A giant of e-commerce and cloud computing can also suffer from an old-fashioned strike. First in France, Italy and Germany and now in Spain, the dispute between Amazon and its employees led to a two day strike. “It was successful. Not a single order went out. If a worker does not produce, nothing can be done,” Douglas Harper from the Amazon works council told Equal Times. Even so, the dispute continues.

“We are proposing a European strike on Prime Day [editor’s note: a day of one-day-only exclusive offers which creates a spike in sales] involving the Germans, Italians, French, Poles and Czechs, although nothing has been decided yet,” he adds. His union, the CCOO in Spain, spent two years setting up a European Works Council in the company.

“Technology is progressing faster than the legislation and it doesn’t go along with the right to strike. We are also gradually losing our trade union culture – in Spain – and our labour culture: people are joining the labour market without knowing how to read a pay slip,” he says.

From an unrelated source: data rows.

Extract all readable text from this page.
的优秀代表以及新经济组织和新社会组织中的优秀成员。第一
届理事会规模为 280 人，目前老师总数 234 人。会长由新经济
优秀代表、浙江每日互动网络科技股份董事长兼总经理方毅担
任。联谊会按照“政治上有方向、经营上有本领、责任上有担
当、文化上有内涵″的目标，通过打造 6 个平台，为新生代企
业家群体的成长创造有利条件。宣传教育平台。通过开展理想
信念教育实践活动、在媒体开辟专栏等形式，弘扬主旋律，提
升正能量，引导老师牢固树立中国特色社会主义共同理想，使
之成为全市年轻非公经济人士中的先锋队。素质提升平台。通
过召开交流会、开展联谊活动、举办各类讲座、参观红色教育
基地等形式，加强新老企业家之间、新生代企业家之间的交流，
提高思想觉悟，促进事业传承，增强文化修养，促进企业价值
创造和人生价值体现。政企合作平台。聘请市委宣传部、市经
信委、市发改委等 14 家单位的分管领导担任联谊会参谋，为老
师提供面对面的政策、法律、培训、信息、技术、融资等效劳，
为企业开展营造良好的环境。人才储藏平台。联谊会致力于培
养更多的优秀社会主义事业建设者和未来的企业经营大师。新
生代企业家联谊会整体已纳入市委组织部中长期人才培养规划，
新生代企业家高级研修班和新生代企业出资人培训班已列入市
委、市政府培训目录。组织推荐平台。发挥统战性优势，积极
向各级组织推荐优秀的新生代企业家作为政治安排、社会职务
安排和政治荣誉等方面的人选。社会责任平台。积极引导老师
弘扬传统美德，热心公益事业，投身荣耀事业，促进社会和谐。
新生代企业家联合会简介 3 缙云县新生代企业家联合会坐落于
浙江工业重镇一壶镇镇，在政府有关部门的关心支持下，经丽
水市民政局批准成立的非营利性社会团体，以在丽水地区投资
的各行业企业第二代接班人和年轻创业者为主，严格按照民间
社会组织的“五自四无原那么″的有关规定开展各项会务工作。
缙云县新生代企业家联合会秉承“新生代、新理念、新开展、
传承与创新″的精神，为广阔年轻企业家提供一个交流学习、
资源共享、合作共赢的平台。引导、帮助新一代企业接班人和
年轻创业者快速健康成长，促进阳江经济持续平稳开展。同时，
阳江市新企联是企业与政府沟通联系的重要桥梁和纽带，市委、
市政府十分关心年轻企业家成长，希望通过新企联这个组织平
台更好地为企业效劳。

Precariousness and a reduction in labour disputes go hand-in-hand. “When the link between a worker and the labour market is atypical and vulnerable, their situation in face of a dispute is also vulnerable. And so they are more reluctant to support one,” explains Rodríguez. There is also fear of reprisals. The Deliveroo worker who announced the creation of Riders for Rights at a press briefing was dismissed.

Temporary workers who supported the strike at Amazon Spain did not have their contracts renewed. Furthermore, “the rise of greater insecurity and isolation at work – the precariat – have not been conducive to mass industrial action,” adds Kirk. “Today it is difficult to ensure enough support for a strike,” admits Iglesias. “But they still serve a purpose, very much so,” he says.

“The working population and its interests are changing and the technological revolution is multiplying that by five,” says Professor Rodríguez. “Collective action in the defence of workers’ interests is not in question, but trade unions have to revise the way they organise and behave,” she adds, highlighting the example of the German union IG Metall which “is developing a different kind of trade unionism, without breaking its links to classic unionism”.

This article has been translated from Spanish.